Jueves 03 de Noviembre de 2011

Si le deseas la peor de sus vivencias a tu enemigo, entonces haz que viva, pared de por medio, al lado de la construcción de un edificio de departamentos de 12 pisos. Ahí verás y escucharás, querido lector, los tremendos ruidos que hacen con sus obsoletas maquinarias y también para comunicarse verbalmente como se gritan a través del hueco del ascensor para poder escucharse entre los que construyen la torre. Ya hace más de 4 años de semejante atropello y violación de los derechos humanos, pues esto es demasiado atroz para soportarlo. Son cuatro los edificios torres que están construyendo. Esta situación así descripta, pretende al menos se comprenda en parte el tremendo suplicio que es vivir medianera de por medio con semejante atrocidad. Se ha llamado a algunos representantes de la Cámara de la Construcción, que dice que son ruidos necesarios, en cualquier construcción.

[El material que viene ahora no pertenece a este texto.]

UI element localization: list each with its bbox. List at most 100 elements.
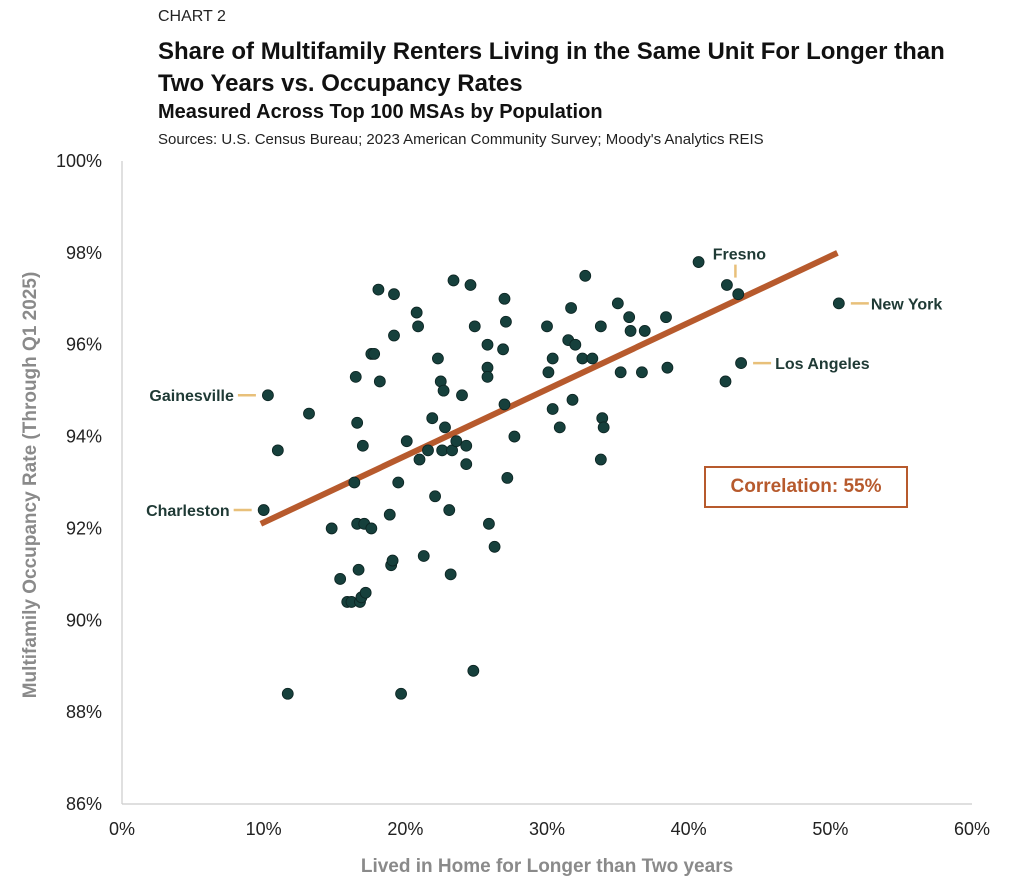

Pero omite el detalle que están haciendo estas obras con maquinarias obsoletas. En el mundo moderno ya han suplantado estas maquinarias, por instrumentos modernos que sí pueden mitigar los ruidos y también ayudan a los operarios en la protección de sus vidas. Destaco también que en mi propiedad como así también en las de mis vecinos ya hay grietas y rajaduras por todos lados. También las terrazas están totalmente deterioradas por todos los escombros y demás cosas que le han caído. El daño está hecho y tal vez alguna vez lo reparen, pero el daño moral, la invasión de privacidad, la falta de intimidad, en una palabra, el total abuso de la vida ajena, es decir de esta invasión de barbaridades, ¿quién se hace cargo? Han violado y violentado todos nuestros derechos y aún reparando los daños materiales, jamás podrán reparar los daños morales, pues se trata de daños irreparables al ser humano. La perturbación mental ya está hecha, el daño psicológico es indescriptible. Es una tortura mental que llevaremos encima por el resto de nuestras vidas. Ni siquiera respetan los horarios de trabajo y el descanso en una casa de familia. Nadie hace nada para protegernos y como dicen algunos funcionarios sobre este y otros delitos solo se trata de una sensación. ¿Será cierto?